The US stance is notably different from other high-profile pleas for dialogue, which urge both sides for an immediate de-escalation without assigning blame.
Mr Nagy told reporters last week: “Mediation: I think it’s very important to underscore. It’s a tactic, it’s a way to get to the goal. It’s not a goal in itself. I mean, our goal is a quick end to the conflict.
The US ambassador to Ethiopia, Michael Raynor, added that in his discussions with Mr Abiy and the Tigray leader, Debretsion Gebremichael, there was a “strong commitment on both sides to see the military conflict through”.
Nearly 20 US senators have urged secretary of state Mike Pompeo to engage Mr Abiy directly before it’s too late.

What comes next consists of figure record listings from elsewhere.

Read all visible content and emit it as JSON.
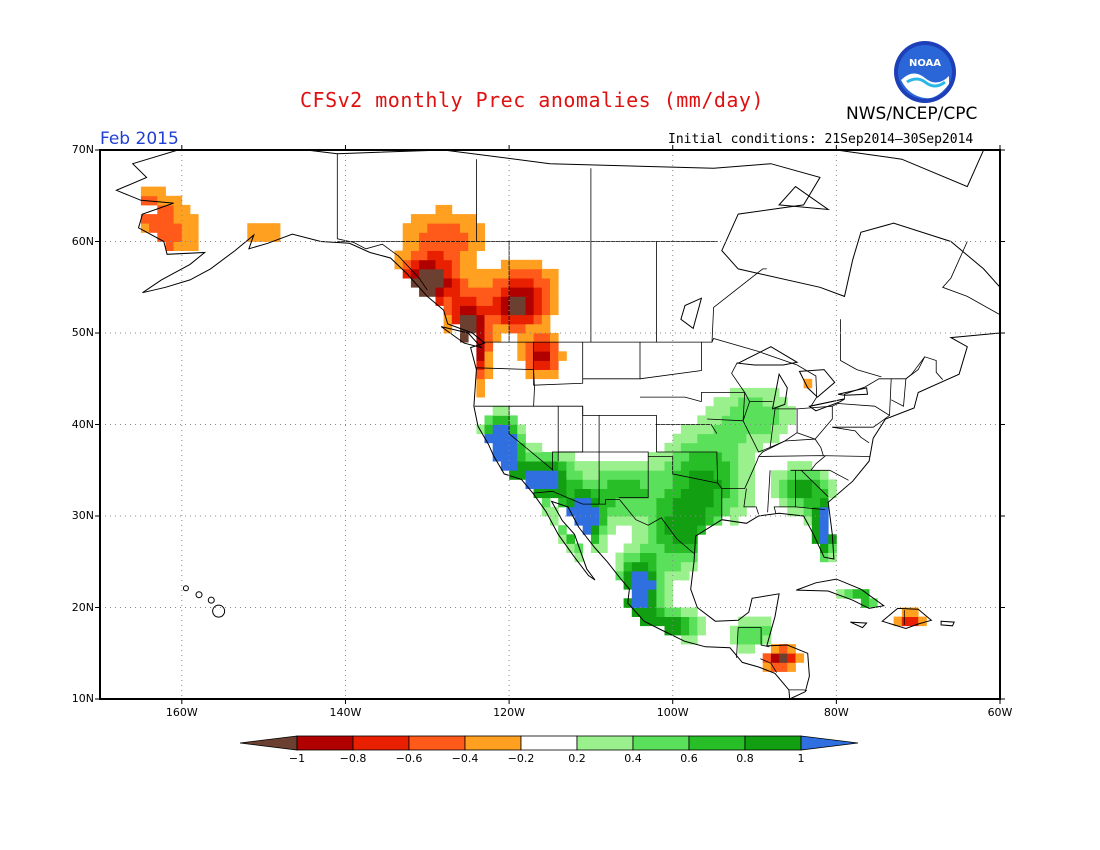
{
  "header": {
    "title": "CFSv2 monthly Prec anomalies (mm/day)",
    "agency": "NWS/NCEP/CPC",
    "month": "Feb 2015",
    "initial_conditions": "Initial conditions: 21Sep2014—30Sep2014",
    "logo_text": "NOAA"
  },
  "map": {
    "lat_labels": [
      "70N",
      "60N",
      "50N",
      "40N",
      "30N",
      "20N",
      "10N"
    ],
    "lon_labels": [
      "160W",
      "140W",
      "120W",
      "100W",
      "80W",
      "60W"
    ],
    "lat_range": [
      10,
      70
    ],
    "lon_range": [
      -170,
      -60
    ],
    "grid": "dotted",
    "anomaly_regions": [
      {
        "name": "pacific-northwest-coast",
        "value": -1.0
      },
      {
        "name": "british-columbia-interior",
        "value": -0.8
      },
      {
        "name": "alaska-southwest",
        "value": -0.3
      },
      {
        "name": "california-coast",
        "value": 1.0
      },
      {
        "name": "baja-and-west-mexico",
        "value": 1.0
      },
      {
        "name": "southern-plains",
        "value": 0.8
      },
      {
        "name": "florida",
        "value": 1.0
      },
      {
        "name": "central-america",
        "value": -0.6
      },
      {
        "name": "hispaniola",
        "value": -0.6
      }
    ]
  },
  "colorbar": {
    "labels": [
      "−1",
      "−0.8",
      "−0.6",
      "−0.4",
      "−0.2",
      "0.2",
      "0.4",
      "0.6",
      "0.8",
      "1"
    ],
    "colors": [
      "#6b4030",
      "#b00000",
      "#e82000",
      "#ff5a1a",
      "#ffa020",
      "#ffffff",
      "#9af08c",
      "#5ae05a",
      "#28be28",
      "#12a012",
      "#2f6fe0"
    ]
  }
}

Bob Menendez, US senator from New Jersey, said: “(Ethiopia) has a once-in-a-generation opportunity that we must not let slip away.”
Without quick action, he warned that “bloody and protracted conflict is unavoidable”.
Cameron Hudson, a senior fellow at the Atlantic Council think tank, said the US idea that mediation is not the goal is “flabbergasting”.
He said: “When you’re making absolutely no headway, then you have to have incremental steps, progress. If mediation is an incremental step on the way to peace, then it needs to be the principal aim.”
Mr Hudson said it seems the state department is trying to restore US credibility with Mr Abiy after President Trump did “significant damage” with a campaign to punish Ethiopia for its stance in a dispute with Egypt on building a massive dam on the Blue Nile.
In a rare intervention on an African issue, Mr Trump told the state department to suspend millions of dollars of aid to Ethiopia and asserted that Egypt would “blow up” the dam.
Now there are signs that others in the Trump administration are pushing for dialogue. The National Security Council overnight tweeted: “The United States calls for mediation in Ethiopia and supports the efforts led by Cyril Ramaphosa and the African Union to end this tragic conflict now.”
President-elect Joe Biden’s nominee for secretary of state, Antony Blinken, said last week: “The TPLF and Ethiopian authorities should take urgent steps to end the conflict.”
His office said he was not available to comment.